Hatchett et al. v. Thompson, 165 So. 110, 174 Miss. 502.

There is no conflict between the case of Roebuck v. Bailey et al., 166 So. 358, 176 Miss. 234, and the Hatchett case. The Roebuck case holds that a tax deed based on a defective list is a good deed; the Hatchett case holds that a deed is necessary, regardless of the list. Both cases recognized and give validity to Sections 3256 and 3273 of the Code of 1930.


The appellant, Sam J. Johnson, complainant in the court below, brought a suit against appellee in the Chancery Court of Webster county, for the cancellation of all claims of title to certain lands described as, "All land in the SE 1/4 of Section 1, Township 19, Range 10 East, that lies south of the Columbus and Greenville railroad right-of-way, and east of Choctaw and Webster public road and north of Webster-Choctaw drainage canal except two acres in the northeast corner."

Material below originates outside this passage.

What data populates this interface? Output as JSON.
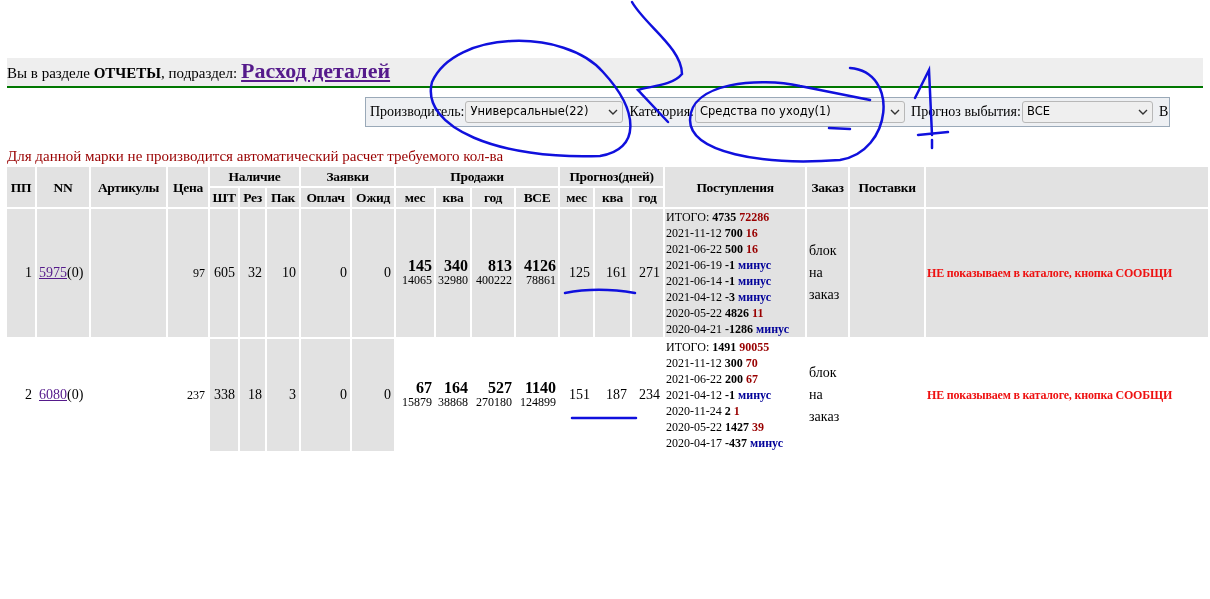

It is alleged that on the 4th day of May, 1930, the above-described land was assessed for taxes in Webster county for the years 1930 and 1931, being assessed to Mrs. A.L. Bridges, who at that time owned a life estate in the lands; that before the 1930 tax became due Mrs. A.L. Bridges died, and title to the said land became vested in the defendant. It was alleged that these taxes were not paid on the first day of February, 1931, thereby became delinquent, and on the 4th of May, 1931, the land was advertised for sale, with other lands, for taxes by order of the board of supervisors of the county, the lands not having been sold at the regular time for selling delinquent lands; and that on the first day of June, 1931, the sheriff and tax collector sold the lands in question, as provided by law. The State Bank of Corinth, Mississippi, was the highest bidder, in the sum of $60.48; and it is alleged that the sheriff and tax collector then filed his list of lands sold to individuals for such taxes in the office of the chancery clerk, as provided by law, showing the sale of the land with other lands in the southeast quarter, to the Corinth State Bank. It was alleged that the filing of the said list by the tax collector vested the title to these lands in said bank, subject to the right of redemption by the defendant within two years from the date of the sale, without the right of possession thereof until the expiration of such period.

It is alleged that on the 2nd day of February, 1932, the taxes due on these and other lands assessed therewith were not paid, and again became delinquent and subject to sale for the 1931 taxes; that on May 2, 1932, as provided by law the sheriff and tax collector advertised these lands for sale, to be held June 1st, in the Webster Progress, a newspaper published and having a general circulation in Webster county; on which date the lands being offered for sale and no bidders appearing, they were struck off to the state; and that on the 1st of June, 1933, at the expiration of the two years allowed for redemption, the title became vested in the Corinth State Bank, subject to the sale of said lands to the state of Mississippi. And on the 22nd of February, 1935, the Banking Department of the state, acting for the bank, executed and delivered to the complainant, Sam J. Johnson, a deed to these lands for the sum of $50; whereupon the complainant filed a petition with the clerk of the Chancery Court, under the provisions of section 3265 of the Code, praying that said land be separated from other lands assessed with it, and that he be allowed to redeem it from the sale made to the state for the 1931 taxes — which the chancery clerk did, after giving the required notice, fixing the value on each part, and allowing the complainant to redeem the land from the tax sale to the state, by paying to the clerk the sum of $130.13 therefor, the amount due to the state for the redemption of said land.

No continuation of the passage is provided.